Il Lupo se n’è andato sulla luna.

Qualche anno fa, quando ho saputo che stava male ero in un hotel decadente bukowskiano di Bologna e scrissi una poesia finita poi, quasi nascosta, nell’antologia “Fuori piove una canzone di Jannacci”. Ora mi sembra il mio modo migliore per ridargli indietro un pezzettino di poesia, satira e commozione che ci ha saputo donare.

Sul treno per il sud una ragazza legge Prima o poi l’amore arriva di Stefano Benni.

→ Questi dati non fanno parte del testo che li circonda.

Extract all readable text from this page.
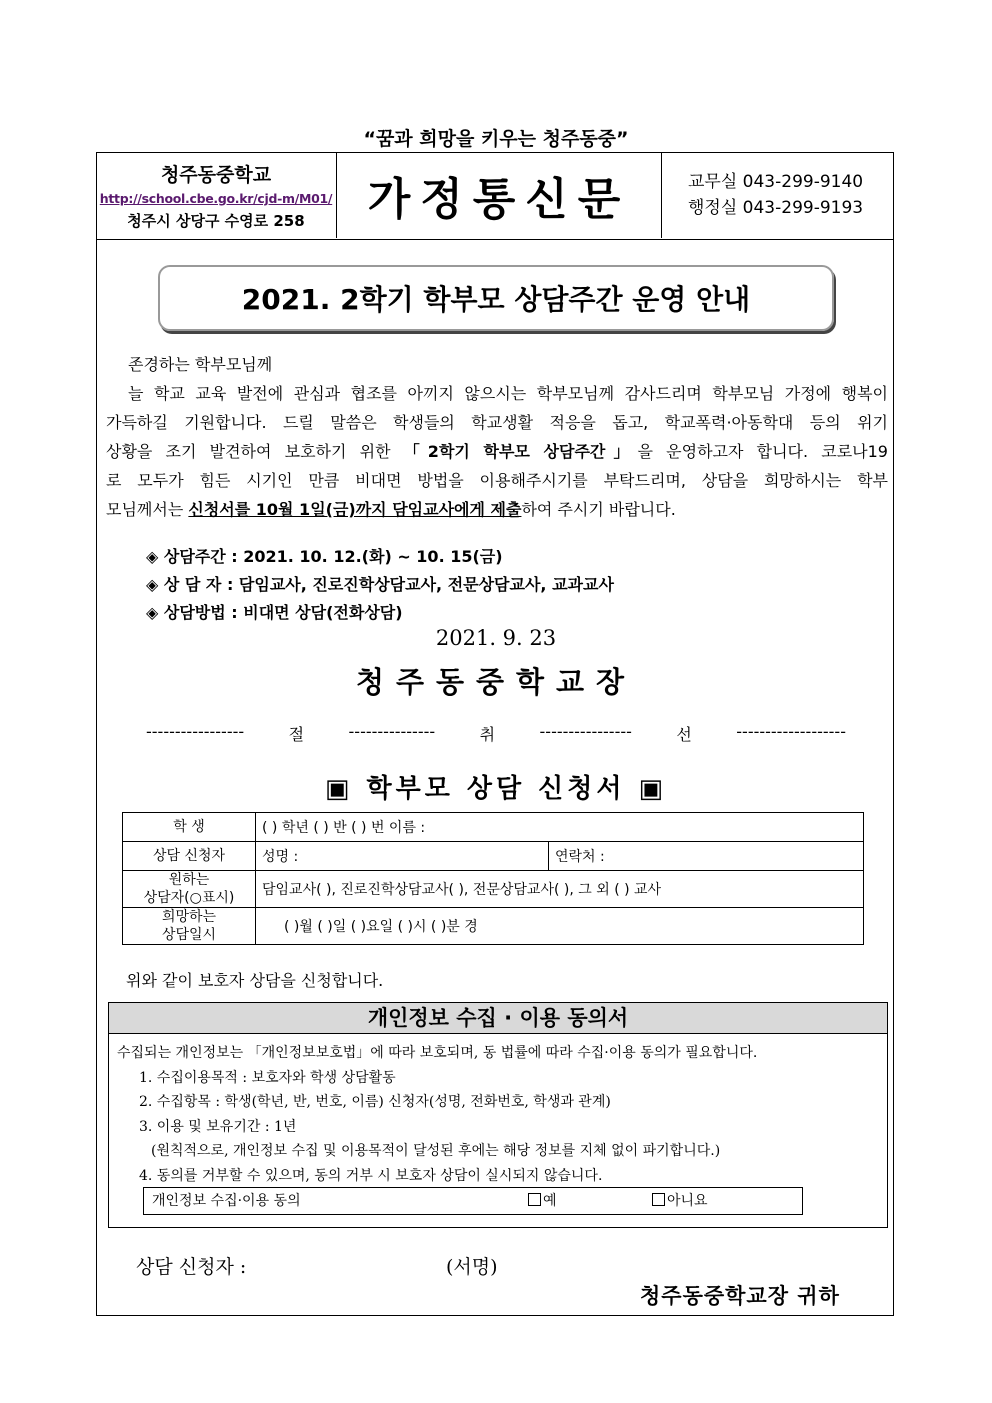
“꿈과 희망을 키우는 청주동중”
청주동중학교
http://school.cbe.go.kr/cjd-m/M01/
청주시 상당구 수영로 258	가정통신문	교무실 043-299-9140
행정실 043-299-9193
2021. 2학기 학부모 상담주간 운영 안내
존경하는 학부모님께
늘 학교 교육 발전에 관심과 협조를 아끼지 않으시는 학부모님께 감사드리며 학부모님 가정에 행복이
가득하길 기원합니다. 드릴 말씀은 학생들의 학교생활 적응을 돕고, 학교폭력·아동학대 등의 위기
상황을 조기 발견하여 보호하기 위한 「2학기 학부모 상담주간」을 운영하고자 합니다. 코로나19
로 모두가 힘든 시기인 만큼 비대면 방법을 이용해주시기를 부탁드리며, 상담을 희망하시는 학부
모님께서는 신청서를 10월 1일(금)까지 담임교사에게 제출하여 주시기 바랍니다.
◈ 상담주간 : 2021. 10. 12.(화) ~ 10. 15(금)
◈ 상 담 자 : 담임교사, 진로진학상담교사, 전문상담교사, 교과교사
◈ 상담방법 : 비대면 상담(전화상담)
2021. 9. 23
청주동중학교장
-----------------	절	---------------	취	----------------	선	-------------------
▣ 학부모 상담 신청서 ▣
학 생	( ) 학년 ( ) 반 ( ) 번 이름 :	
상담 신청자	성명 :	연락처 :

원하는
상담자(○표시)	담임교사( ), 진로진학상담교사( ), 전문상담교사( ), 그 외 ( ) 교사	

희망하는
상담일시	( )월 ( )일 ( )요일 ( )시 ( )분 경	
위와 같이 보호자 상담을 신청합니다.
개인정보 수집 · 이용 동의서
수집되는 개인정보는 「개인정보보호법」에 따라 보호되며, 동 법률에 따라 수집·이용 동의가 필요합니다.
1. 수집이용목적 : 보호자와 학생 상담활동
2. 수집항목 : 학생(학년, 반, 번호, 이름) 신청자(성명, 전화번호, 학생과 관계)
3. 이용 및 보유기간 : 1년
(원칙적으로, 개인정보 수집 및 이용목적이 달성된 후에는 해당 정보를 지체 없이 파기합니다.)
4. 동의를 거부할 수 있으며, 동의 거부 시 보호자 상담이 실시되지 않습니다.
개인정보 수집·이용 동의	예	아니요
상담 신청자 :	(서명)
청주동중학교장 귀하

In via indipendenza una homeless

si è costruita una casa di Barbie di cartone

per riscaldarsi legge Il Corvo di Edgar Allan Poe

le mie monete nel bicchiere di plastica non fanno rumore

per vedere il Compianto di Nicolò dell’Arca bisogna pagare

mi salva solo un vocalizzo di Rachele Bastreghi in Nessuno

e un trancio alle acciughe da Altero

la cassiera guarda negli occhi e sorride materna agli studenti

e disinfetta le ferite delle cariche della polizia

Ho riconosciuto la maschera del Teatro Duse

l’ho vista al teatro greco ammazzare i suoi figli

Al mercatino di piazza Irnerio

trovo una medaglia in argento con la faccia di Antonio Gramsci

ed il vinile del Lamento dei mendicanti di Matteo Salvatore

Jacqueline du Pré con il cielo salato negli occhi 

mi racconta in sogno

che ha fatto visita al Lupo nella casa di cura

non ricorda più di essere un grande poeta

e le ha chiesto di portarlo via da quel luogo dal giardino finto

a Piazza Grande espongono una Ferrari

Lucio disegnato da Manara sul muro di via d’Azeglio

nevica mare dagli occhiali

compro un biglietto della lotteria di capodanno

come segna-pagine Del teatro e il suo doppio di Artaud

sul treno per il Sud

una ragazza legge Prima o poi l’amore arriva di Stefano Benni.